Peu de gens se sont souciés du fait qu’en Ukraine, pays qui s’est précipité vers les « valeurs européennes », le régime maintenant passé de Porochenko a proclamé jour férié la date de Fondation de l’« Armée insurrectionnelle ukrainienne », organisation criminelle coupable de la mort de dizaines de milliers d’Ukrainiens pacifiques, de Biélorusses, de Russes, de Polonais, de Juifs (en Israël même, dont le peuple a subi l’holocauste, le 9 mai est proclamé fête officielle, jour de la Victoire). Voilà d’autres exemples flagrants provenant de nos pays voisins : des marches aux flambeaux, comme en Allemagne fasciste, des défilés des héritiers de Bandera dans les rues centrales de la ville héroïque de Kiev, d’anciens combattants et admirateurs de la « Waffen-SS » à Riga et à Tallinn. Je voudrais interroger ceux qui n’apprécient pas les larmes de nos anciens combattants aux défilés, ceux qui critiquent les actions « paramilitaires » en l’honneur de la Victoire : comment voyez-vous cette « démilitarisation » de la conscience à l’européenne ?

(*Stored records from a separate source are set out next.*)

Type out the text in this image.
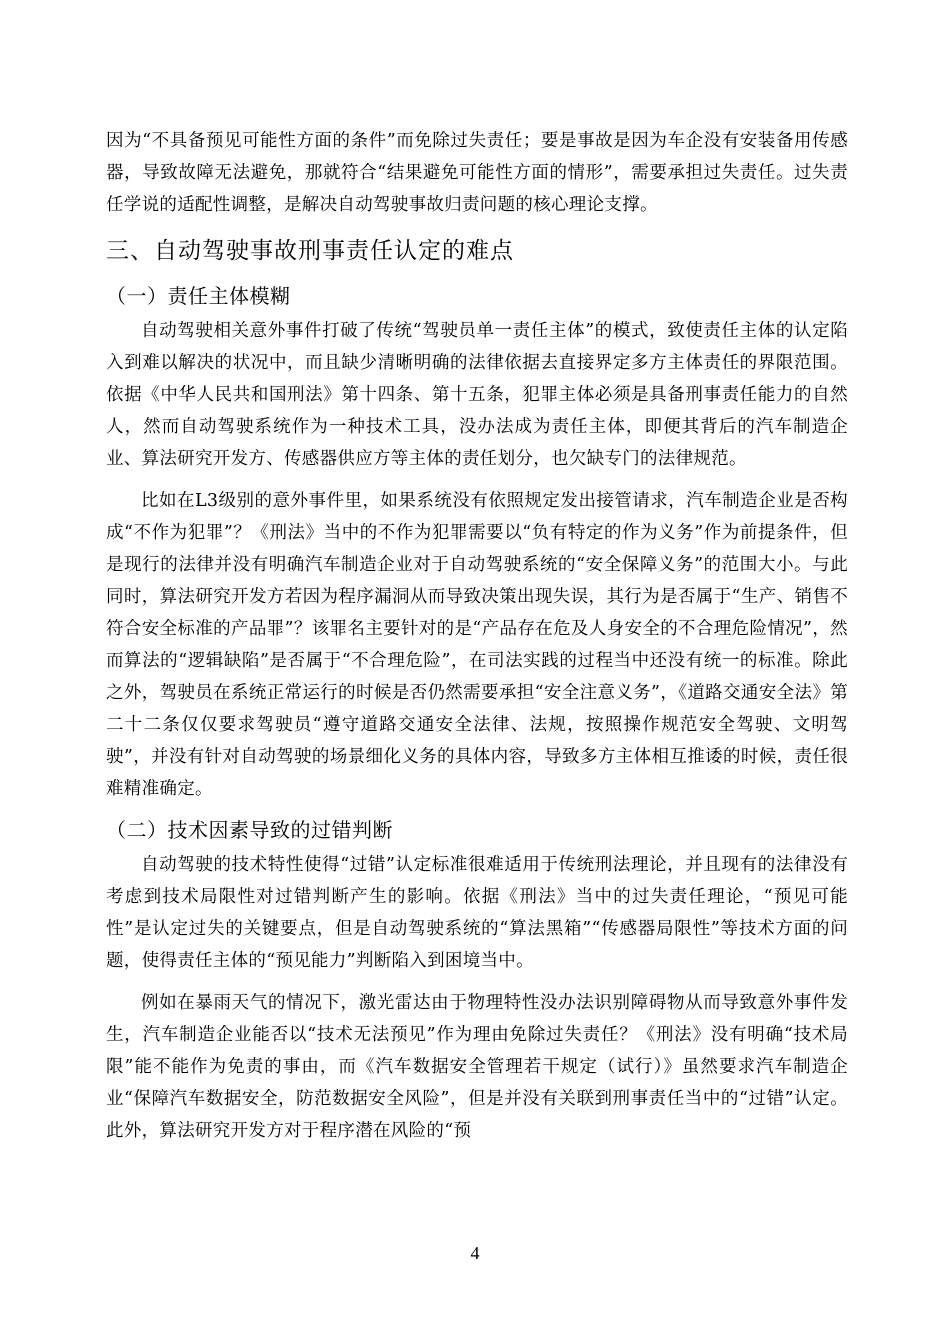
因为“不具备预见可能性方面的条件”而免除过失责任；要是事故是因为车企没有安装备用传感器，导致故障无法避免，那就符合“结果避免可能性方面的情形”，需要承担过失责任。过失责任学说的适配性调整，是解决自动驾驶事故归责问题的核心理论支撑。

三、自动驾驶事故刑事责任认定的难点
（一）责任主体模糊

自动驾驶相关意外事件打破了传统“驾驶员单一责任主体”的模式，致使责任主体的认定陷入到难以解决的状况中，而且缺少清晰明确的法律依据去直接界定多方主体责任的界限范围。依据《中华人民共和国刑法》第十四条、第十五条，犯罪主体必须是具备刑事责任能力的自然人，然而自动驾驶系统作为一种技术工具，没办法成为责任主体，即便其背后的汽车制造企业、算法研究开发方、传感器供应方等主体的责任划分，也欠缺专门的法律规范。

比如在L3级别的意外事件里，如果系统没有依照规定发出接管请求，汽车制造企业是否构成“不作为犯罪”？《刑法》当中的不作为犯罪需要以“负有特定的作为义务”作为前提条件，但是现行的法律并没有明确汽车制造企业对于自动驾驶系统的“安全保障义务”的范围大小。与此同时，算法研究开发方若因为程序漏洞从而导致决策出现失误，其行为是否属于“生产、销售不符合安全标准的产品罪”？该罪名主要针对的是“产品存在危及人身安全的不合理危险情况”，然而算法的“逻辑缺陷”是否属于“不合理危险”，在司法实践的过程当中还没有统一的标准。除此之外，驾驶员在系统正常运行的时候是否仍然需要承担“安全注意义务”，《道路交通安全法》第二十二条仅仅要求驾驶员“遵守道路交通安全法律、法规，按照操作规范安全驾驶、文明驾驶”，并没有针对自动驾驶的场景细化义务的具体内容，导致多方主体相互推诿的时候，责任很难精准确定。

（二）技术因素导致的过错判断

自动驾驶的技术特性使得“过错”认定标准很难适用于传统刑法理论，并且现有的法律没有考虑到技术局限性对过错判断产生的影响。依据《刑法》当中的过失责任理论，“预见可能性”是认定过失的关键要点，但是自动驾驶系统的“算法黑箱”“传感器局限性”等技术方面的问题，使得责任主体的“预见能力”判断陷入到困境当中。

例如在暴雨天气的情况下，激光雷达由于物理特性没办法识别障碍物从而导致意外事件发生，汽车制造企业能否以“技术无法预见”作为理由免除过失责任？《刑法》没有明确“技术局限”能不能作为免责的事由，而《汽车数据安全管理若干规定（试行）》虽然要求汽车制造企业“保障汽车数据安全，防范数据安全风险”，但是并没有关联到刑事责任当中的“过错”认定。此外，算法研究开发方对于程序潜在风险的“预

4
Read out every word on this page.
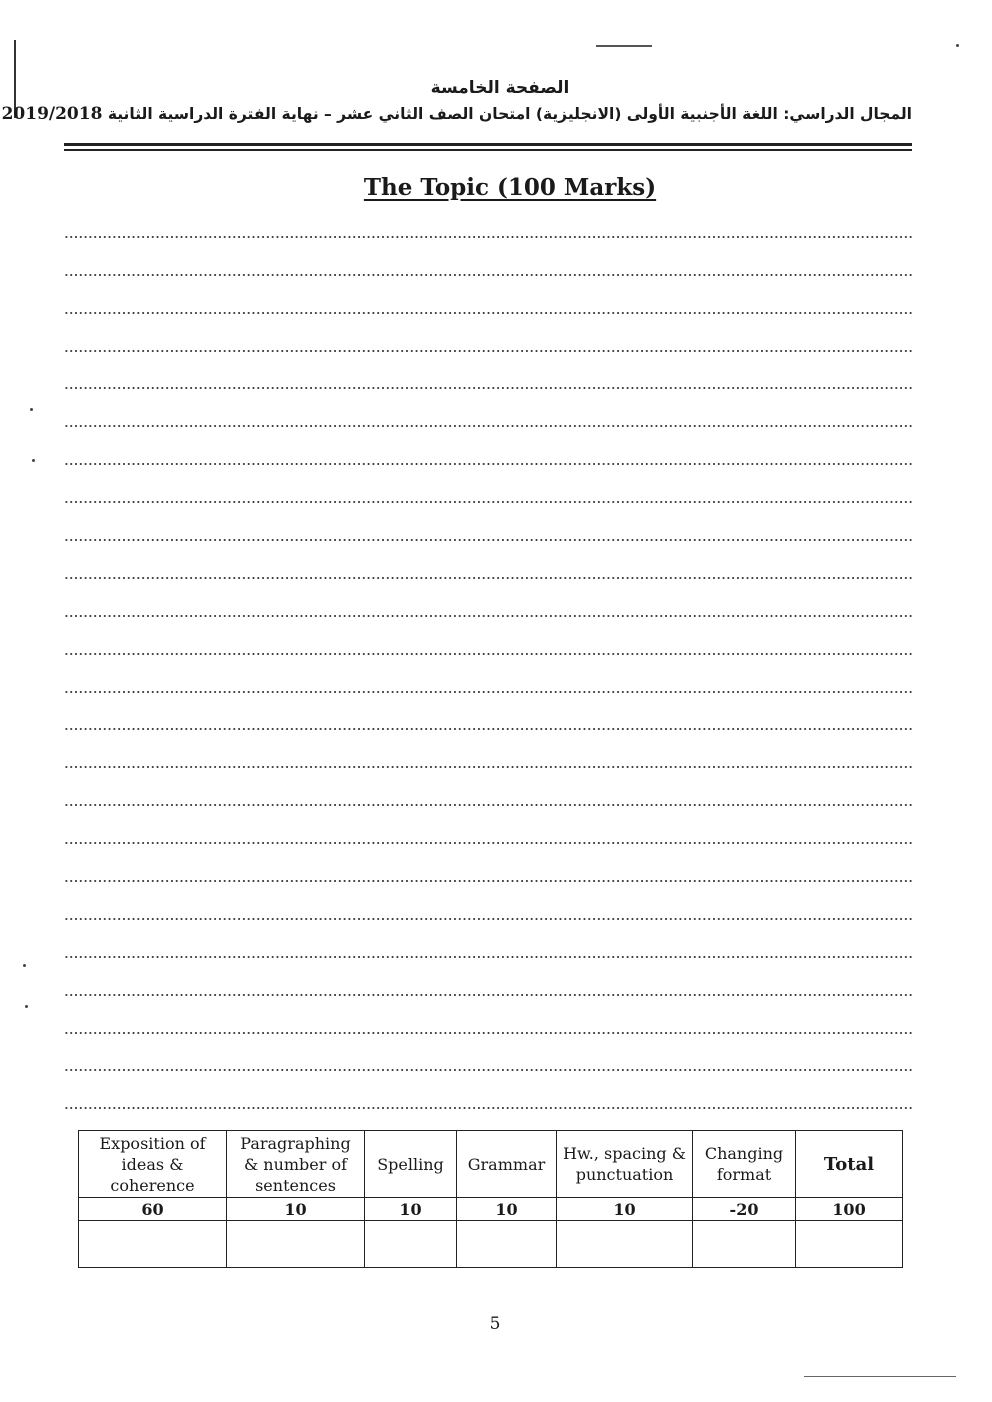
الصفحة الخامسة
المجال الدراسي: اللغة الأجنبية الأولى (الانجليزية) امتحان الصف الثاني عشر – نهاية الفترة الدراسية الثانية 2019/2018
The Topic (100 Marks)
Exposition of ideas & coherence	Paragraphing & number of sentences	Spelling	Grammar	Hw., spacing & punctuation	Changing format	Total
60	10	10	10	10	-20	100

5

Personne ne l’avoue, certes, mais les faits sont là : les Etats-Unis, l’OTAN et l’UE pardonnent beaucoup à leurs jeunes alliés qui poursuivent leur carrière à coups de russophobie prononcée. Le but étant de les utiliser pour préserver les alliances occidentales sur les positions antirusses, en vue de renoncer à mener avec Moscou un dialogue pragmatique sur un pied d’égalité, tout est permis à ces gars-là, y compris la glorification des complices des fascistes et le chauvinisme prononcé envers les Russes et d’autres minorités nationales.

De plus, on a parfois l’impression que cette complaisance de la part de l’Occident vise à exempter de responsabilité ceux qui ayant comploté avec Hitler à Munich en 1938 ont tenté de rediriger l’agression nazie vers l’Est. Le souhait de beaucoup en Europe de réécrire cette page honteuse de l’histoire est probablement compréhensible car, en fin de compte, les économies d’un grand nombre de pays de l’Europe continentale furent mises au service du troisième Reich, tandis que l’appareil étatique de beaucoup d’entre eux participa au génocide des Russes, des Juifs et d’autres peuples déclenché par les Nazis. Apparemment, ce n’est pas par hasard si les membres de l’UE et l’OTAN refusent régulièrement d’appuyer la résolution proposée par la Russie à l’Assemblée générale de l’ONU sur le caractère inacceptable de la glorification du nazisme. Et la « vision différente » de la Deuxième guerre mondiale parmi les diplomates occidentaux ne s’explique pas par l’ignorance de l’histoire (bien que cela pose aussi certains problèmes). Il n’est pas superflu de rappeler que même pendant la guerre froide un tel sacrilège n’ait pas été observé alors que la confrontation idéologique aurait pu y prédisposer. A l’époque ; peu de gens osaient contester le rôle décisif de l’URSS dans notre victoire commune et la crédibilité dont notre pays disposait après la guerre, ce que reconnurent sans réserve nos alliés occidentaux. Ce sont eux, d’ailleurs, qui proposèrent de diviser l’Europe en « secteurs de responsabilité » dès 1944, alors que Winston Churchill soulevait cette question devant Joseph Staline durant les négociations entre l’URSS et le Royaume-Uni.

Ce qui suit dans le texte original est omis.